Com 38,54% do total de votos (válidos e não válidos), o atual governador Ricardo Coutinho tem um excelente grau de representatividade do eleitorado. Ainda assim, atualmente, Ricardo Coutinho enfrenta uma oposição política forte e não conta com amplo apoio da sociedade, uma vez que a taxa de aprovação de sua gestão fica abaixo de 40%.

Quarta-feira passada, houve o 2º. turno das eleições da UFPB. A professora Margareth Diniz foi eleita com 94,61% dos votos válidos. A outra candidata, professora Lúcia Guerra teve 5,39%. “Uma vitória acachapante! Um atropelamento eleitoral!!!”. Um desavisado ou mal-intencionado até que poderia assim classificar o resultado. O bom senso e o equilíbrio alertam que não é nada disso.

A UFPB tem 49.901 eleitores e Margareth teve somente 5.540 votos. Sabe o que é isso? 11,1% do total de votos (válidos e não válidos). A reitora eleita da UFPB teve apenas 11,1% dos votos!!! Lúcia Guerra, que incentivou um boicote ao pleito, ainda teve 307 votos.

Margareth não tem índice de representatividade para ser reitora. Mais de 41 mil (94,2) dos alunos não participaram das eleições. Mais de 1.300 professores (57,6%) também deixaram de ir às urnas. Mais de 1.500 funcionários (43,3%) não votaram.

Vejam só: Ricardo é representante da maioria e tem de enfrentar a oposição de políticos e sociedade. `Vencedora`, Margareth representa uma minoria e terá que dialogar com uma comunidade acadêmica que não está interessada em seu plano de gestão. A UFPB não está nem aí para Margareth, que será reitora sabe-se lá de quem...

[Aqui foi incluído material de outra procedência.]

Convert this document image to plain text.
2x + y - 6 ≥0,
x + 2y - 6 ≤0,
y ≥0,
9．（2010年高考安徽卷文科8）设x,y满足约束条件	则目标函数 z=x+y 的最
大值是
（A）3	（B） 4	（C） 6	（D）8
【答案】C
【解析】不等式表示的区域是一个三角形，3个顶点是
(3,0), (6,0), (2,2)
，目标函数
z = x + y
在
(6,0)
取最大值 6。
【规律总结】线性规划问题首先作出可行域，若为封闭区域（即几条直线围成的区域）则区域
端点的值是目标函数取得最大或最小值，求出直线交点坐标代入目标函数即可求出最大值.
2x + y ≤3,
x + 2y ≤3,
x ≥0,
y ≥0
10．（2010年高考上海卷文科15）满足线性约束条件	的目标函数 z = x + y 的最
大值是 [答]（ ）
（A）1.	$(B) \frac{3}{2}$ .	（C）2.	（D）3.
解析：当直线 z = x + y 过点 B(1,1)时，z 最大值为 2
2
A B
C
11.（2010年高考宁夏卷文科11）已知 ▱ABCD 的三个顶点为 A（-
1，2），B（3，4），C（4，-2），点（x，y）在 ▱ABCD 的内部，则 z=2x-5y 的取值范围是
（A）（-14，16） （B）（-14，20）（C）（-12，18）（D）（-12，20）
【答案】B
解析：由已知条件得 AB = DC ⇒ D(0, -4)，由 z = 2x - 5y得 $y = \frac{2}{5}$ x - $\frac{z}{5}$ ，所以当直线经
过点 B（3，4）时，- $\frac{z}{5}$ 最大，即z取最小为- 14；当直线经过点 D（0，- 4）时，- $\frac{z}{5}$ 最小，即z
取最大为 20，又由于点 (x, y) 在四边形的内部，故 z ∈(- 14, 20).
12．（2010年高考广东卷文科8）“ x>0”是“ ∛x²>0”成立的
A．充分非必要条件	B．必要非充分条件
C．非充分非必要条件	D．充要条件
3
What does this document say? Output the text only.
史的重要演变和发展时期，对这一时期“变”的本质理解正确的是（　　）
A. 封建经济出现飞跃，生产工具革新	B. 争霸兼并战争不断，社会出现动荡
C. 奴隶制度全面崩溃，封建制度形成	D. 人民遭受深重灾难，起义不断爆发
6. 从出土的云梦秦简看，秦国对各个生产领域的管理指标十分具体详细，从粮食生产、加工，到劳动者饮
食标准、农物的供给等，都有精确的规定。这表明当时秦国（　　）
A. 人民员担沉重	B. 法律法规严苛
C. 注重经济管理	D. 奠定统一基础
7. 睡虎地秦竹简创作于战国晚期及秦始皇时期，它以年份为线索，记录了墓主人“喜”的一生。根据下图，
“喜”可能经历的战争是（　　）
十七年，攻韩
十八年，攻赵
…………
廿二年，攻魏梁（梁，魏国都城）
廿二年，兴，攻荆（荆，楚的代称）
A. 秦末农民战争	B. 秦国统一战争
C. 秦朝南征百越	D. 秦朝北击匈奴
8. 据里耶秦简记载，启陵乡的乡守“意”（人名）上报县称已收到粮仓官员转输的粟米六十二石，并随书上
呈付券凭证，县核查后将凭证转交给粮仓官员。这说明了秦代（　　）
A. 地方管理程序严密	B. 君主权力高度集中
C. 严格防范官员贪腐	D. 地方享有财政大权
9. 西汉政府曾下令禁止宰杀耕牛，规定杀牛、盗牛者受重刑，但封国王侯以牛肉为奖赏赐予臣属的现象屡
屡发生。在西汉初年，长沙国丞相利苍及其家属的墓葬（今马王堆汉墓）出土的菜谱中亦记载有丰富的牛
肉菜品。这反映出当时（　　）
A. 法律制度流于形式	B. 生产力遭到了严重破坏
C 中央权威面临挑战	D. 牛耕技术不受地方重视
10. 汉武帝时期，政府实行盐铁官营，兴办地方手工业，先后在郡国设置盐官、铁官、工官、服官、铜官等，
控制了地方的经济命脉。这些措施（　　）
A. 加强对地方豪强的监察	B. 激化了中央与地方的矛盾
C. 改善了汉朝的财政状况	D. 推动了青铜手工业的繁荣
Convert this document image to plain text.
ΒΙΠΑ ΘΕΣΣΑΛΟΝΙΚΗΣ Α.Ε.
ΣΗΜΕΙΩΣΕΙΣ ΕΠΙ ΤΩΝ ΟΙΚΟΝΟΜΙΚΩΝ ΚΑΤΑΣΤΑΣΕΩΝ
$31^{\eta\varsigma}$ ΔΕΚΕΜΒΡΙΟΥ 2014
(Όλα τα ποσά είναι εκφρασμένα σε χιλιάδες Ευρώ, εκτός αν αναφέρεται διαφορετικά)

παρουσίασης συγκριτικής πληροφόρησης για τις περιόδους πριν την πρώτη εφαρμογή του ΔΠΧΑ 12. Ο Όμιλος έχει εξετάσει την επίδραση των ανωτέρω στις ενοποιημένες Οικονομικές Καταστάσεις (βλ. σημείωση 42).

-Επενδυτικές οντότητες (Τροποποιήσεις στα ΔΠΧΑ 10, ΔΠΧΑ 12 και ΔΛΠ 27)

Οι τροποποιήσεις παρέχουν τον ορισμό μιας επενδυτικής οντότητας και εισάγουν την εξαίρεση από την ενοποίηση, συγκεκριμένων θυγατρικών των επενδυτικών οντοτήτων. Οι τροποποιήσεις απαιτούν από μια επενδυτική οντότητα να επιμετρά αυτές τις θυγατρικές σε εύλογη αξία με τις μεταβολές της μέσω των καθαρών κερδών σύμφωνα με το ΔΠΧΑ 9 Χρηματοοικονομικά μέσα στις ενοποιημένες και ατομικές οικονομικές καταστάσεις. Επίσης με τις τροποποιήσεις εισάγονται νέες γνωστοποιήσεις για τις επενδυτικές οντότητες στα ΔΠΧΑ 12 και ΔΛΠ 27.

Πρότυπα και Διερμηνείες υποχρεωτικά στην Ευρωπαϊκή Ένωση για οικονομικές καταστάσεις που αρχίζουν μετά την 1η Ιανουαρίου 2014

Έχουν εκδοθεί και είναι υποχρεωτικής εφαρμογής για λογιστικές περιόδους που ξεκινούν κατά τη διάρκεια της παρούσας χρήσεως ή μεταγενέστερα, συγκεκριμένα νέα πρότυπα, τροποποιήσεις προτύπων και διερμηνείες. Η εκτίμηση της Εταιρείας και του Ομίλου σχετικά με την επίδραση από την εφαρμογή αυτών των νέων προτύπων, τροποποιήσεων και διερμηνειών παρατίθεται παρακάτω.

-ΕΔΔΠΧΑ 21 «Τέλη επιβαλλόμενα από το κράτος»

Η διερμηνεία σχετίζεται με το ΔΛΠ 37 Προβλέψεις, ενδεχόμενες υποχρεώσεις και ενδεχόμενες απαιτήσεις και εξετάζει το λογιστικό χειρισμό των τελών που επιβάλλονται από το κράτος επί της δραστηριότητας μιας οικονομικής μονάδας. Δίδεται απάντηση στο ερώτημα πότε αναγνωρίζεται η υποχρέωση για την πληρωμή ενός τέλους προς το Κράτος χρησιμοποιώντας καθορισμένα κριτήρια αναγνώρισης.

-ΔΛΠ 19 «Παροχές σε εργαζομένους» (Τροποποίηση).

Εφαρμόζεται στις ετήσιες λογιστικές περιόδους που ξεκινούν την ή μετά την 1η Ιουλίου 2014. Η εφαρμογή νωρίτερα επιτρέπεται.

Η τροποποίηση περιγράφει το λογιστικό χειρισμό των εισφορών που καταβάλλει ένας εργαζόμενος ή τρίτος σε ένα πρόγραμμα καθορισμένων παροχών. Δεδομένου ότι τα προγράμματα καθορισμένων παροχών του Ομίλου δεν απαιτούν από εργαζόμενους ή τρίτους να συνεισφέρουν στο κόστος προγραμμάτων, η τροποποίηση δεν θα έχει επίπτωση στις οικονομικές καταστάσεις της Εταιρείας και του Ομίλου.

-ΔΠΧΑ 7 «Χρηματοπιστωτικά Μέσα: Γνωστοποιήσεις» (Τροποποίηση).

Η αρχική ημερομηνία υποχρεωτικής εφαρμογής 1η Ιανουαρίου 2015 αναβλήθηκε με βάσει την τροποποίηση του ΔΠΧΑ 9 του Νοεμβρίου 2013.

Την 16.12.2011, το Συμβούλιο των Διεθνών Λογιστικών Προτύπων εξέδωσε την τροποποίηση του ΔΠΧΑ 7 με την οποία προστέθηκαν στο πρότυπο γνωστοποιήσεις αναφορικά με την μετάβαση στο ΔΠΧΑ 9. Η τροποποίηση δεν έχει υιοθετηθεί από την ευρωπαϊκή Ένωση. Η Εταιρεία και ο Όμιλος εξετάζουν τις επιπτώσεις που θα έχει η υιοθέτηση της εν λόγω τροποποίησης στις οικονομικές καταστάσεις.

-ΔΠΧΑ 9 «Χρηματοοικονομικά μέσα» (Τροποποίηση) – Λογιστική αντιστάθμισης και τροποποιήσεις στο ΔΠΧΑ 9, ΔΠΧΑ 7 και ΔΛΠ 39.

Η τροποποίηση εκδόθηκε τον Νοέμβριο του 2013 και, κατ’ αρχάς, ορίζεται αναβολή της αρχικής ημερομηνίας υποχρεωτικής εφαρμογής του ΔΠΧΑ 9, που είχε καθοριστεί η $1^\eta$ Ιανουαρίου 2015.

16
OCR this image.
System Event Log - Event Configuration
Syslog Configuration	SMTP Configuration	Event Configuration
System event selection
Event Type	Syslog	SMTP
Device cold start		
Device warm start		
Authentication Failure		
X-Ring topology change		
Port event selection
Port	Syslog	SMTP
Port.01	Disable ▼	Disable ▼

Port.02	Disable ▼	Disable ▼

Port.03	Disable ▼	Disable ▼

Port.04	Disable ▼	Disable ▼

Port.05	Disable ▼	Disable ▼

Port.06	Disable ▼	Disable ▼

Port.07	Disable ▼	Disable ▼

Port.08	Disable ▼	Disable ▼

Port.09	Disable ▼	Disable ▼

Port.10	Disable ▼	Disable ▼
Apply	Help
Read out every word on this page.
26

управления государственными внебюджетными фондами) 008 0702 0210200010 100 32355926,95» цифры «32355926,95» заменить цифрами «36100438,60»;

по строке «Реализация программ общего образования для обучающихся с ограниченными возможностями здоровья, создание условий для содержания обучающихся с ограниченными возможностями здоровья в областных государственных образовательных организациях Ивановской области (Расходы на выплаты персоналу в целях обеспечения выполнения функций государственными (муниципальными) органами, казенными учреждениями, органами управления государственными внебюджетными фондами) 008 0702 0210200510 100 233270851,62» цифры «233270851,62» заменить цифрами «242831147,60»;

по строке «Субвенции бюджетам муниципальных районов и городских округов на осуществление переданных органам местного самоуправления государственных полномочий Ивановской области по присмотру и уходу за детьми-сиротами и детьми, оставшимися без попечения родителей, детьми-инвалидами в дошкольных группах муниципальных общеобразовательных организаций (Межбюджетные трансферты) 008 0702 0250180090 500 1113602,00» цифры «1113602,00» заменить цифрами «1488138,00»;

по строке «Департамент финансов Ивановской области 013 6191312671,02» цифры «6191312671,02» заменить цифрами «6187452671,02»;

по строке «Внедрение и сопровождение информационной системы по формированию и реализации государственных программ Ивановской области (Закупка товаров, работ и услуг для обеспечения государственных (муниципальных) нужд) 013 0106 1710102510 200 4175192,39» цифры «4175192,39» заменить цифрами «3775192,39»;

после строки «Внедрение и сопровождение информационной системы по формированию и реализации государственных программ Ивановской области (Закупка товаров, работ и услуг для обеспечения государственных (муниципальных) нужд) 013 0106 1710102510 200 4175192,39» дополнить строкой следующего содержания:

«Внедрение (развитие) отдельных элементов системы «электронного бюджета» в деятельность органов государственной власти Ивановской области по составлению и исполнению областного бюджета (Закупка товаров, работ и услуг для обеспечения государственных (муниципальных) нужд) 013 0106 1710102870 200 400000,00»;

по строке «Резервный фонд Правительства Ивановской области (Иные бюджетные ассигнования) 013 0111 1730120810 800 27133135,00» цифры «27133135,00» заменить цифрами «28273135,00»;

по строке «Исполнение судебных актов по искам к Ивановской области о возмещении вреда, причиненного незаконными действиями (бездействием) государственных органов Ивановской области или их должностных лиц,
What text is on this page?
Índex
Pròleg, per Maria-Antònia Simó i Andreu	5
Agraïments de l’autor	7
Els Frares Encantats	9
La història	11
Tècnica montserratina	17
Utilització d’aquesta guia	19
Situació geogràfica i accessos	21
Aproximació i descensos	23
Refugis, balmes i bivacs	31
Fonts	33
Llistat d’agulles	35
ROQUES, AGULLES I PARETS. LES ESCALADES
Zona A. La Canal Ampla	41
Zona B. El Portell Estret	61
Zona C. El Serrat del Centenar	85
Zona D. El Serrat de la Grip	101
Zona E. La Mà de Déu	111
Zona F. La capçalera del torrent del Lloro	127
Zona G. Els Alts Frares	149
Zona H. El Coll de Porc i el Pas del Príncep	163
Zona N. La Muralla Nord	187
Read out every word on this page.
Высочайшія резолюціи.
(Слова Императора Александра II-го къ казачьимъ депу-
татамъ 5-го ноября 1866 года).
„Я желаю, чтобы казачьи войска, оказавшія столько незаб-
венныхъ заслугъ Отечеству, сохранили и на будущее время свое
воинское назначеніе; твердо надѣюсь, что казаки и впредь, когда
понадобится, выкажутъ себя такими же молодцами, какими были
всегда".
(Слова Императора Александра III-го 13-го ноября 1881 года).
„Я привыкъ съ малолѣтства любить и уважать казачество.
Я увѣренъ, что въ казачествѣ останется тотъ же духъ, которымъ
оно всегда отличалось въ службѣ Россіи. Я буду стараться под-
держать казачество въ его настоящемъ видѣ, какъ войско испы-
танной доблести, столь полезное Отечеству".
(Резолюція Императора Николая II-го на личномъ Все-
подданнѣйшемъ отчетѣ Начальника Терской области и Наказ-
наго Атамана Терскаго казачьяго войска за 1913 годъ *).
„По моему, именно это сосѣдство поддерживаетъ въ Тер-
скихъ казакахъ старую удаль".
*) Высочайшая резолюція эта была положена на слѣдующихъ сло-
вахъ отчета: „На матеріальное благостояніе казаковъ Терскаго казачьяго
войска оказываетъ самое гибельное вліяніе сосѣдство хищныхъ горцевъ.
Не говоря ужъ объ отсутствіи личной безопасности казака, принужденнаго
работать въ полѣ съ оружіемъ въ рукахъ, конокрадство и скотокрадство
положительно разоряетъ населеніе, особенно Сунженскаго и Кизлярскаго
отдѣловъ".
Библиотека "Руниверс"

sexta-feira, 8 de junho de 2012

Rescaldo do 2º turno da consulta da UFPB



Os números são frios e absolutos! Estão à disposição de quem queira fazer uma análise mais apurada, o que não é o meu caso. Mais achei interessante esses números: No 2º turno a chapa nº 01, recebeu a adesão da chapa nº 04, e como bem disse o Prof. Luiz Renato, "foi decisão da maioria absoluta do grupo que apoiava a sua candidatura". Dito isso, vamos ao somatório das chapas, ou seja, 01 e 04 no 1º Turno da consulta e o resultado do 2º Turno das duas chapas:

Professores no 1º Turno: 1.027
Professores no 2º Turno: 875
Perda em nº: 152
Perda em %: -14, 8%

Funcionários no 1º Turno: 1.286,02*
Funcionários no 2º Turno: 1.199,08
Perda em nº: 86,94
Perda em %: -06,76%

Alunos no 1º Turno: 396,97*
Alunos no 2º Turno: 146,15
Perda em nº: 250,82
Perda em %: -63,18%

Então, podemos perceber que houve uma perda significativa no 2º turno dos votos em relação ao 1º turno. Essa perda, tanto pode ter ocorrido no universo dos votantes da chapa nº 1, como da chapa nº 4, ficando difícil saber se a chapa nº 4 conseguiu transferir os votos ou não, dado as perdas de votos em todos os segmentos. Mas uma coisa está bem clara nesta pequena amostra: houve nos quadros da chapa nº 1, uma parcela de votantes que não aprovaram a quebra da autonomia da UFPB.

* Números resultantes da equivalência de votos conforme a proporcionalidade.